As AI tools become more common in legal research, writing, and client service, lawyers must consider how their use fits within ethical and professional responsibility standards. One key obligation is the Lawyer's Duty of Tech Competence.
Under Texas Disciplinary Rule of Professional Conduct 1.01, Comment 8, lawyers are required “to become and remain proficient and competent in the practice of law, including the benefits and risks associated with relevant technology.” This includes staying informed about how AI is being used in the profession—and understanding both its capabilities and limitations.
Using generative AI in legal work also touches on several core ethical duties:
Duty of Competence: Attorneys must understand how to use AI tools appropriately and ensure that their use does not lead to errors, omissions, or reliance on incorrect information.
Duty of Supervision: Lawyers cannot delegate responsibility for legal judgment to a machine. If AI is used by staff, non-lawyers, or even attorneys themselves, the lawyer must supervise and review all output.

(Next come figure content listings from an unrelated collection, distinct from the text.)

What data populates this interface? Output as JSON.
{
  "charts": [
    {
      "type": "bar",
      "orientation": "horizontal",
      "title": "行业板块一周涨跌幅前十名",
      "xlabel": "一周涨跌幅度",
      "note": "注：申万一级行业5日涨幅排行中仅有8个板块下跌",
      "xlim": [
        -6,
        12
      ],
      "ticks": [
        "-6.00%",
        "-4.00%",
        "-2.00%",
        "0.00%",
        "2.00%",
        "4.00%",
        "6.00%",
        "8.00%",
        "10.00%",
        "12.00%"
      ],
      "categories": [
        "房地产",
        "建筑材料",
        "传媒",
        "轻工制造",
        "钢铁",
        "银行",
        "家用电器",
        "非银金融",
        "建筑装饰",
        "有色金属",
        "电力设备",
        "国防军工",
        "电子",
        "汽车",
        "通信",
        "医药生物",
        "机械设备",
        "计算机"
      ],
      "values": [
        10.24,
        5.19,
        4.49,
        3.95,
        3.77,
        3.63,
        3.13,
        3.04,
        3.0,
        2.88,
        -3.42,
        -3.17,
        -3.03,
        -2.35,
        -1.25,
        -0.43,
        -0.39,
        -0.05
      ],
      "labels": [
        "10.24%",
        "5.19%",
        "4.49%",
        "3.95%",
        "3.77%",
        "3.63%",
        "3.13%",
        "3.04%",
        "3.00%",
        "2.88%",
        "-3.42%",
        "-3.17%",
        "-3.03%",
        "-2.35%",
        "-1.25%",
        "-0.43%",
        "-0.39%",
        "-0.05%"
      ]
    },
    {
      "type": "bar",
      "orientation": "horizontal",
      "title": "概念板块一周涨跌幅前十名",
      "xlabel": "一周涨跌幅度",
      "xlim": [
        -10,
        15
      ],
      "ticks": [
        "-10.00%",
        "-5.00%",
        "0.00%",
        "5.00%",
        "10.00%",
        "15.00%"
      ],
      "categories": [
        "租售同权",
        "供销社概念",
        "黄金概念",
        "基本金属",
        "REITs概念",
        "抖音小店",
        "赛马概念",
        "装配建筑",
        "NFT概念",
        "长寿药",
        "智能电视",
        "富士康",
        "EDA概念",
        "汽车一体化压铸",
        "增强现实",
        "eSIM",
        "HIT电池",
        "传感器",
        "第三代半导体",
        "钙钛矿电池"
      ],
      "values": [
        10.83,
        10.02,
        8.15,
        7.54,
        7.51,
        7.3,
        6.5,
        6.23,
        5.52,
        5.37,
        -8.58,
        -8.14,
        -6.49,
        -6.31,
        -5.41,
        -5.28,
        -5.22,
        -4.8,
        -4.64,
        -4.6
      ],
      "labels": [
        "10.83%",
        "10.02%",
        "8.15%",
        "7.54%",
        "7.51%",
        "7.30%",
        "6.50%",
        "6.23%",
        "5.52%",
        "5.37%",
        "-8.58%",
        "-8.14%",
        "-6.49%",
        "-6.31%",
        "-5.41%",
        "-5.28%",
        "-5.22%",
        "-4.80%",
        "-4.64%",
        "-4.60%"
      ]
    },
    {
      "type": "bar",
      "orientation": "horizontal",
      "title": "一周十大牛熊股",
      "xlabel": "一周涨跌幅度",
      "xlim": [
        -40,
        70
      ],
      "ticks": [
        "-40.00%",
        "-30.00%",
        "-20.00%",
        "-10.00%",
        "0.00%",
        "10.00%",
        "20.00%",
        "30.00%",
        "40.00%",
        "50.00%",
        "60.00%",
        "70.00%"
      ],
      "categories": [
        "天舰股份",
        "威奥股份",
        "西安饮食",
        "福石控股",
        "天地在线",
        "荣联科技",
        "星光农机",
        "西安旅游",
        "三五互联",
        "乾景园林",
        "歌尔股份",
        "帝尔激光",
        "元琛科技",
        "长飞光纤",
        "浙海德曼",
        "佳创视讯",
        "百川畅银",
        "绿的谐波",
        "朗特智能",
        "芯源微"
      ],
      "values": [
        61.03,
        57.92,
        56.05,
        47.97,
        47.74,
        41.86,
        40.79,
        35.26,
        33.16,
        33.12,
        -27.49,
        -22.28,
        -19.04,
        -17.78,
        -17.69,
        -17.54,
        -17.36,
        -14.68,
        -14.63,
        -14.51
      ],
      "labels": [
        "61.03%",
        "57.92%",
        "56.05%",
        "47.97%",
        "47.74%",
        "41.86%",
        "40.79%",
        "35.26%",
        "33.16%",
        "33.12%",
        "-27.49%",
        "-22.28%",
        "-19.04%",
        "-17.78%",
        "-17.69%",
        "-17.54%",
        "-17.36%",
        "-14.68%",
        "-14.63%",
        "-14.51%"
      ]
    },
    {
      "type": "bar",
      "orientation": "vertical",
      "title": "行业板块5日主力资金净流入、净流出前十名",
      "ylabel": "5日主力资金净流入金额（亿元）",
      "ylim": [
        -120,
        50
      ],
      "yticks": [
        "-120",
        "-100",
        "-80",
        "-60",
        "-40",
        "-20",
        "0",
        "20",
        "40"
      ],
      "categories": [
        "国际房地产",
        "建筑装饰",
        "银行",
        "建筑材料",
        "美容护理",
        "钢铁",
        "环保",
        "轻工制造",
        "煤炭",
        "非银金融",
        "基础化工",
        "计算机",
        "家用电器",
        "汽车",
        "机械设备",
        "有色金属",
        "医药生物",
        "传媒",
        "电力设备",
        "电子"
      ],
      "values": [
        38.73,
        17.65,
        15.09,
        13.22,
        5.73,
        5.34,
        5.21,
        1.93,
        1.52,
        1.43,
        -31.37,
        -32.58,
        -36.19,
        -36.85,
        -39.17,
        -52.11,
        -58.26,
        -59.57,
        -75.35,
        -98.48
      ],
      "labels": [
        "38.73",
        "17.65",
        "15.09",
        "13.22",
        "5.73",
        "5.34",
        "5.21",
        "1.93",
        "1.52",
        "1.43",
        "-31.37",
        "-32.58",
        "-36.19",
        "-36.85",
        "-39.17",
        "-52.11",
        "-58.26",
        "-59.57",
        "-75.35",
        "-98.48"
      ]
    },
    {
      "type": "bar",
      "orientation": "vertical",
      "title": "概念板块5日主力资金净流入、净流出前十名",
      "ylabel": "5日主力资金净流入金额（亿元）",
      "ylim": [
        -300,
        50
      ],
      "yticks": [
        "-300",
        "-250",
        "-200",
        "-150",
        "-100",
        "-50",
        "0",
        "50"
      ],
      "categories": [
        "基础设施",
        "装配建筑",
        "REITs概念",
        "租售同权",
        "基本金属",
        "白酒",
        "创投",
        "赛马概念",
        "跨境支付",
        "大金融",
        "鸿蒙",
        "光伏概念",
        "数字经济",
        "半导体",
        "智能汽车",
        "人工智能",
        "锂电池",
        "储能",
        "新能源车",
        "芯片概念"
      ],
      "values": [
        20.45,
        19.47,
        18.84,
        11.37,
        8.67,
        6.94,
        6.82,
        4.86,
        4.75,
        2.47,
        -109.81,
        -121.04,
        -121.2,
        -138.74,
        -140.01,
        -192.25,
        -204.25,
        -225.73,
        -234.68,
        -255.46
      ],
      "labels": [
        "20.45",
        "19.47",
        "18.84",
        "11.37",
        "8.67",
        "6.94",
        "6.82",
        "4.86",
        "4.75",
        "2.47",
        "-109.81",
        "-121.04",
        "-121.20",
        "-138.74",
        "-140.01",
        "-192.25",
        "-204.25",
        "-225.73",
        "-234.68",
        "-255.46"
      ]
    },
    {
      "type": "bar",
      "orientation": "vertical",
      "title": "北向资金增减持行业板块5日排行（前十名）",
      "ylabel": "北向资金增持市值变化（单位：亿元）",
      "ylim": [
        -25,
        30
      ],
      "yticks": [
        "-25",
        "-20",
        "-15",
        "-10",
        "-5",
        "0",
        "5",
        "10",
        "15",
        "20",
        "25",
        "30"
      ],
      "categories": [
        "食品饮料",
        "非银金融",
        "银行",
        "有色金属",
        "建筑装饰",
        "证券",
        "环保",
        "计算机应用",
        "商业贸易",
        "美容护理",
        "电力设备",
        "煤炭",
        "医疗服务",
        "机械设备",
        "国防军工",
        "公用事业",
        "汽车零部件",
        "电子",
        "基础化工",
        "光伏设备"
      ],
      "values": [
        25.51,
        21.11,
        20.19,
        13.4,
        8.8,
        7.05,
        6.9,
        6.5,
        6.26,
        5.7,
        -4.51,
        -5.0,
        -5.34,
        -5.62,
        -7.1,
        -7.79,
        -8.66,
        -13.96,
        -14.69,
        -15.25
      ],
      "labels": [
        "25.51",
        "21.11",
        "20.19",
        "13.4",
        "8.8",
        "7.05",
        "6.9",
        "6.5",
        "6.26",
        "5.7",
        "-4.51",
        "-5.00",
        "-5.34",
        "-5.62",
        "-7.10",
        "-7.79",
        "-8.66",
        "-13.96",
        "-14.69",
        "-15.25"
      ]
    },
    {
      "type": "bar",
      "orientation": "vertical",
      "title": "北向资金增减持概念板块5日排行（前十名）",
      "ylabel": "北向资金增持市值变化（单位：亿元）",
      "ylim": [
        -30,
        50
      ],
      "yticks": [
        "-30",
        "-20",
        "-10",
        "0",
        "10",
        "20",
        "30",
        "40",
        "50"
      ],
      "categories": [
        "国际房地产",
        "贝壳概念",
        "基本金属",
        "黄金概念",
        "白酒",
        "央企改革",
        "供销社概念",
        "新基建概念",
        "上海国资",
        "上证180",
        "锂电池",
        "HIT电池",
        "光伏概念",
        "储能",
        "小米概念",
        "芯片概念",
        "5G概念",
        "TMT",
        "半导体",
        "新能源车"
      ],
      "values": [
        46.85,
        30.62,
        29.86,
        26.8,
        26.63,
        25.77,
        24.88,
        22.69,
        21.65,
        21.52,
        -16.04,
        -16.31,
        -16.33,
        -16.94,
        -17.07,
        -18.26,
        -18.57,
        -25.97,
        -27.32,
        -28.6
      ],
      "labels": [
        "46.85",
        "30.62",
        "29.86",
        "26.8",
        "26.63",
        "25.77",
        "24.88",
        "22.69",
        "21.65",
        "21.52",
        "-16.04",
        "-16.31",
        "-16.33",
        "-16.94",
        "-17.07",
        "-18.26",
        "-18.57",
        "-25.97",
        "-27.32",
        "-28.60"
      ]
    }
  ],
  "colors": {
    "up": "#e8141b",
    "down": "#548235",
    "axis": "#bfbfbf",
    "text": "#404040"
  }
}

Duty of Confidentiality: Using AI tools—especially those hosted on third-party platforms—requires careful attention to data privacy and client confidentiality.
Duty of Candor to the Court: Attorneys must ensure that filings generated with AI tools are accurate, truthful, and supported by legitimate legal authority.
Duty to Avoid Misrepresentation: Misstating the capabilities or limitations of AI tools (to clients, courts, or colleagues) could lead to ethical violations.
In short, using AI doesn’t lower a lawyer’s ethical obligations—it raises new questions that require careful, informed judgment. Lawyers must become familiar with both the benefits and risks of AI tools, and keep an eye on evolving rules, guidance, and best practices from courts and bar associations.
As generative AI tools become more common in legal practice, courts are starting to respond with new expectations and rules. One of the most notable trends is the rise of AI-use certifications—statements lawyers must submit to the court confirming whether they used generative AI in drafting a filing, and if so, affirming that a human attorney has carefully reviewed and verified the content.
These certifications aim to prevent issues like inaccurate case citations or fabricated legal authorities, which some AI tools have been known to produce. In a now widely discussed 2023 case, lawyers who submitted a filing containing fake case law generated by ChatGPT faced sanctions. Since then, similar incidents have continued to arise, and courts across the country have begun implementing proactive policies to ensure that filings are accurate and attorney-reviewed.
These developments underscore a key principle: AI can assist with legal work, but it cannot replace the responsibility attorneys have to verify and stand behind their submissions. As AI continues to evolve, staying current with local court rules and professional standards will be critical.